Wolf spoke Thursday during a virtual news conference. York College virologist Meda Higa, Geisinger Health Systems President and CEO Dr. Jaewon Ryu, and an emergency room doctor from Penn State Health joined him in the news conference.

Ryu pointed out how quickly the number of positive tests has grown just in his health system: At the beginning of November, it averaged 200 cases, and now it’s at 470 positives a day.

“I think the prevailing theme over the last couple weeks,” Ryu said, “is this feeling they’re bailing water but there’s still a big hole at the bottom of the boat.”

State Secretary of Health Dr. Rachel Levine reported that 5,877 people are hospitalized in Pennsylvania; of those, 1,218 are in intensive care units, and 675 are on ventilators. 

“Many hospitals across the state have few ICU beds—if any,” Levine said.

RELATED: More Than 12,000 Pennsylvanians Have Died From Coronavirus

Wolf and his administration are hoping these new measures stem the tide.

Wolf, Levine, and Higa said studies continue to show that places with recycled air, such as restaurants, are where the virus spreads quickest.

“This is not new information about bars and restaurants,”  Levine said. “It’s been known for six months.”

Wolf acknowledged that the restaurant and bar industry have been crushed by the virus and repeated his call for Congress to pass the RESTAURANTS Act, which would send funds to restaurants.

Two weeks ago, John Longstreet, the president of the Pennsylvania Restaurant and Lodging Association, told The Keystone that 63% of restaurants could close if they don’t get help soon.

Also two weeks ago, the majority-GOP state Legislature voted to use the last of its federal CARES Act money to balance the state budget.
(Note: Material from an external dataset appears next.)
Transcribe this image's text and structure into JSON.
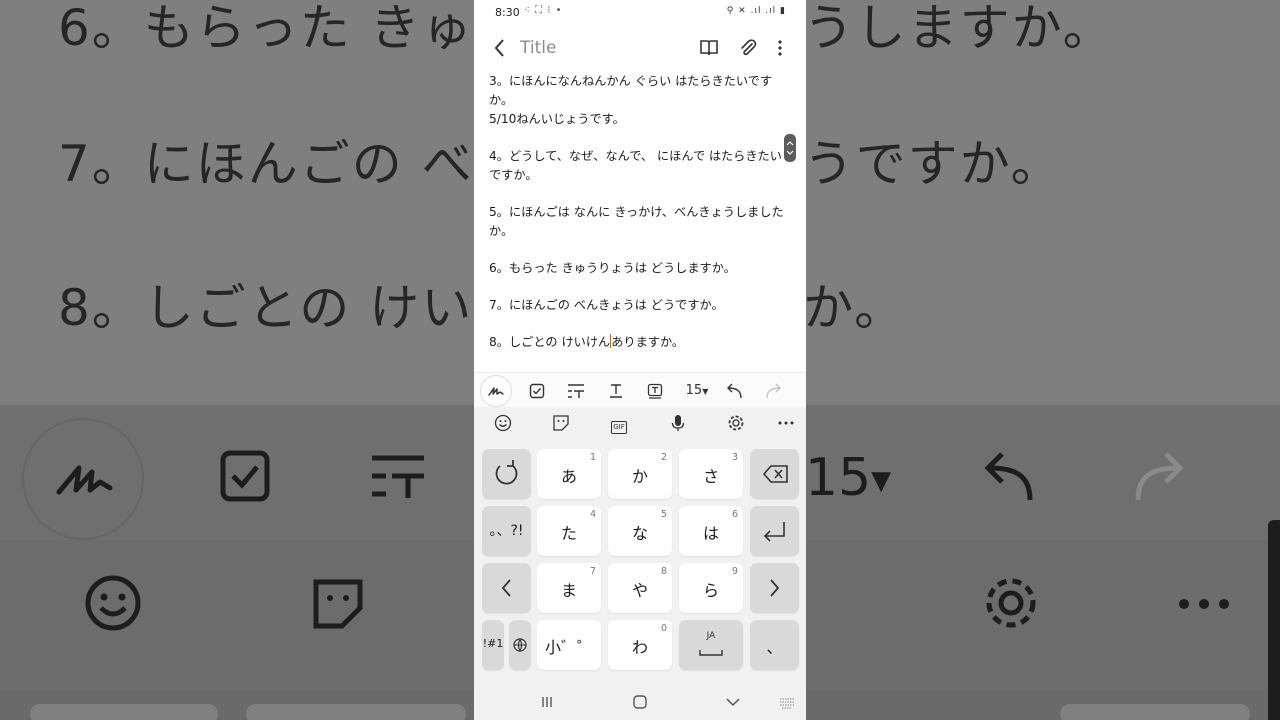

Democrats argued against the move, saying the money could have gone to front-line workers, hospitals, schools, and restaurants.

RELATED: These Huge COVID Relief Programs Are All About to Expire. It Couldn’t Come at a Worse Time.

One area that Wolf didn’t offer new mitigation measures was in education. While many schools across the state have returned to virtual learning, others remain a mix of in-person and virtual. Wolf did not order schools to close.

He also did not order daycare centers to close.

Wolf said the new mitigation measures are “a bridge” to when the coronavirus vaccine starts getting distributed.

Wolf said there’s a light at the end of the tunnel, but we haven’t reached the end of the tunnel yet.

“The situation we are in right now is dire,” he said.